SF-LLL Timeline: Part 1 (1989)


The timeline for form SF-LLL that I foolishly promised the other day has grown to an alarming length. I’m posting the pre-SF-LLL history now–the events that led Congress to pass and the President to sign a bill requiring those seeking federal contracts or grants to file a disclosure form whenever they pay a lobbyist ito influence members of Congress or the executive branch in obtaining those contracts or grants. So here’s a very brief accounting of the relevant events from 1989:

June 1989: Context is important. In 1989, a scandal unfolded that involved former Reagan Administration officials successfully lobbying the Department of Housing and Urban Development to secure HUD funds for their clients (including some big campaign contributors) in exchange for hefty consulting fees (skimmed off the top of those HUD funds). Federal dollars intended to provide affordable housing for low income Americans instead is ending up in the pockets of the likes of James Watt, the former Interior secretary. Just as Congress was rightly getting into high dudgeon over the ability of lobbyists to earn six figure sums by getting taxpayer money from the executive branch, the Washington Post published a story by reporter Dan Morgan on June 18 that showed that lobbyists were making as much of $50,000 a month per client by getting tens or hundreds of millions of dollars in taxpayer money from the congressional appropriations committees, while also helping to raise campaign contributions for the members of Congress who sat on those committees. As the Washington Post’s Robert G. Kaiser recounts in his excellent online series Citizen K Street, this irritates Sen. Robert Byrd; it appears that, like HUD, the Senate Appropriations Committee (which Byrd chairs) is handing out federal favors to insiders, if I’m reading Kaiser correctly.
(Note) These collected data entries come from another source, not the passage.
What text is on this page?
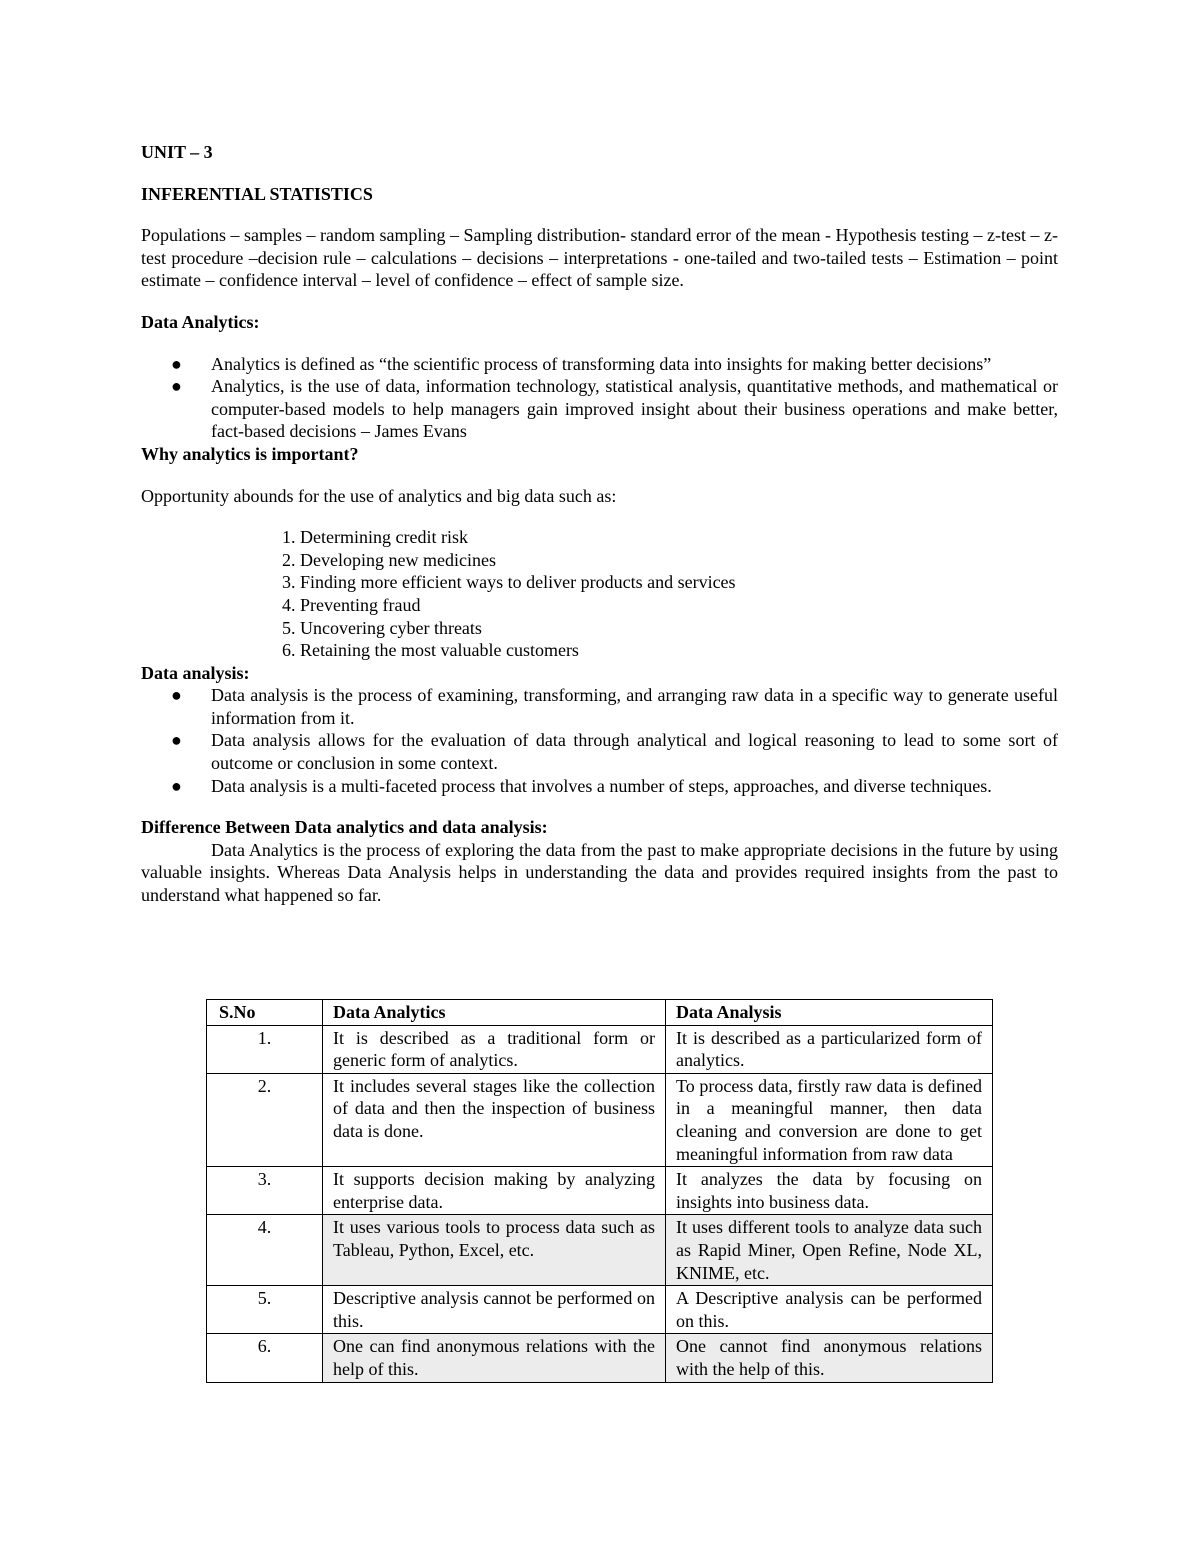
UNIT – 3

INFERENTIAL STATISTICS

Populations – samples – random sampling – Sampling distribution- standard error of the mean - Hypothesis testing – z-test – z-test procedure –decision rule – calculations – decisions – interpretations - one-tailed and two-tailed tests – Estimation – point estimate – confidence interval – level of confidence – effect of sample size.

Data Analytics:

● Analytics is defined as “the scientific process of transforming data into insights for making better decisions”
● Analytics, is the use of data, information technology, statistical analysis, quantitative methods, and mathematical or computer-based models to help managers gain improved insight about their business operations and make better, fact-based decisions – James Evans

Why analytics is important?

Opportunity abounds for the use of analytics and big data such as:

1. Determining credit risk
2. Developing new medicines
3. Finding more efficient ways to deliver products and services
4. Preventing fraud
5. Uncovering cyber threats
6. Retaining the most valuable customers

Data analysis:

● Data analysis is the process of examining, transforming, and arranging raw data in a specific way to generate useful information from it.
● Data analysis allows for the evaluation of data through analytical and logical reasoning to lead to some sort of outcome or conclusion in some context.
● Data analysis is a multi-faceted process that involves a number of steps, approaches, and diverse techniques.

Difference Between Data analytics and data analysis:

Data Analytics is the process of exploring the data from the past to make appropriate decisions in the future by using valuable insights. Whereas Data Analysis helps in understanding the data and provides required insights from the past to understand what happened so far.

S.No	Data Analytics	Data Analysis
1.	It is described as a traditional form or generic form of analytics.	It is described as a particularized form of analytics.
2.	It includes several stages like the collection of data and then the inspection of business data is done.	To process data, firstly raw data is defined in a meaningful manner, then data cleaning and conversion are done to get meaningful information from raw data
3.	It supports decision making by analyzing enterprise data.	It analyzes the data by focusing on insights into business data.
4.	It uses various tools to process data such as Tableau, Python, Excel, etc.	It uses different tools to analyze data such as Rapid Miner, Open Refine, Node XL, KNIME, etc.
5.	Descriptive analysis cannot be performed on this.	A Descriptive analysis can be performed on this.
6.	One can find anonymous relations with the help of this.	One cannot find anonymous relations with the help of this.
July 25, 1989: The Senate Appropriations Committee sends the Department of the Interior and Related Agencies Appropriations Act to the full Senate for consideration. Within the bill is something known as the Byrd Amendment–which blocks government contractors and grantees for paying for lobbyists with federal funds and requires greater disclosure from lobbyists seeking to influence members of Congress or executive branch officials when seeking government contracts or grants for their clients. (Thanks to the vagaries of Thomas, I can’t link directly to the information, but if you search the 101st Congress for H.R. 2788, you can find much of this information for yourself.)

July 26, 1989: The Senate passes the Interior Appropriations bill, with the Byrd Amendment intact. At the time, the Post described it thusly:

The Senate Wednesday passed a Byrd-sponsored amendment that would require persons or organizations receiving federal contracts, grants, loans or guarantees to report to government agencies the names of consultants and lobbyists who help them. Grantees also would have to say how much the consultants were paid, report the source of the funds and describe the activities covered.

Current laws require registration by lobbyists who have an interest in pending legislation. Byrd’s amendment applies to anyone influencing or attempting to influence congressional staff members or executive branch officials, and would forbid use of federal funds to pay for such activities. The information required under Byrd’s legislation would be centrally available to the public and Congress, at the offices of the Secretary of the Senate and Clerk of the House.

July 31, 1989: The Washington Post publishes a story, also by Dan Morgan, saying that Byrd has decided to block the earmark tha West Virginia Universtiy sought.

Aug. 20, 1989: The St. Petersburg Times publishes an op-ed by Byrd, discussing his legislation. Byrd writes,

Whether justified or not, the perception is growing that the merit of any project, grant, or contract awarded by the government has fallen into a distant second place to the moxie and clout of lobbyists who help spring the money out of appropriation bills for a fat fee. As the new chairman of the Senate Appropriations Committee, I have become concerned not only by the perception, but also by the possibility, that this practice could become widespread.

Sept. 13, 1989: The House votes in favor of the Byrd Amendment.

Oct. 3 and 7, 1989: On the first date, the House approves the Interior appropriations bill, on the latter, the Senate does the same. The Byrd Amendment survived the Conference Committee process.

Oct. 23, 1989: President Bush signs the measure into law — P.L. 101-121, if you’re keeping score at home. The Byrd Amendment is Section 319 of the act. (If you’re so inclined, you can download Section 319 as a Word Document by clicking here.

Dec. 23, 1989: The Byrd Amendment takes effect. However, as we’ll see in the soon-to-be posted 1990 timeline, there’s no means yet established for complying with it.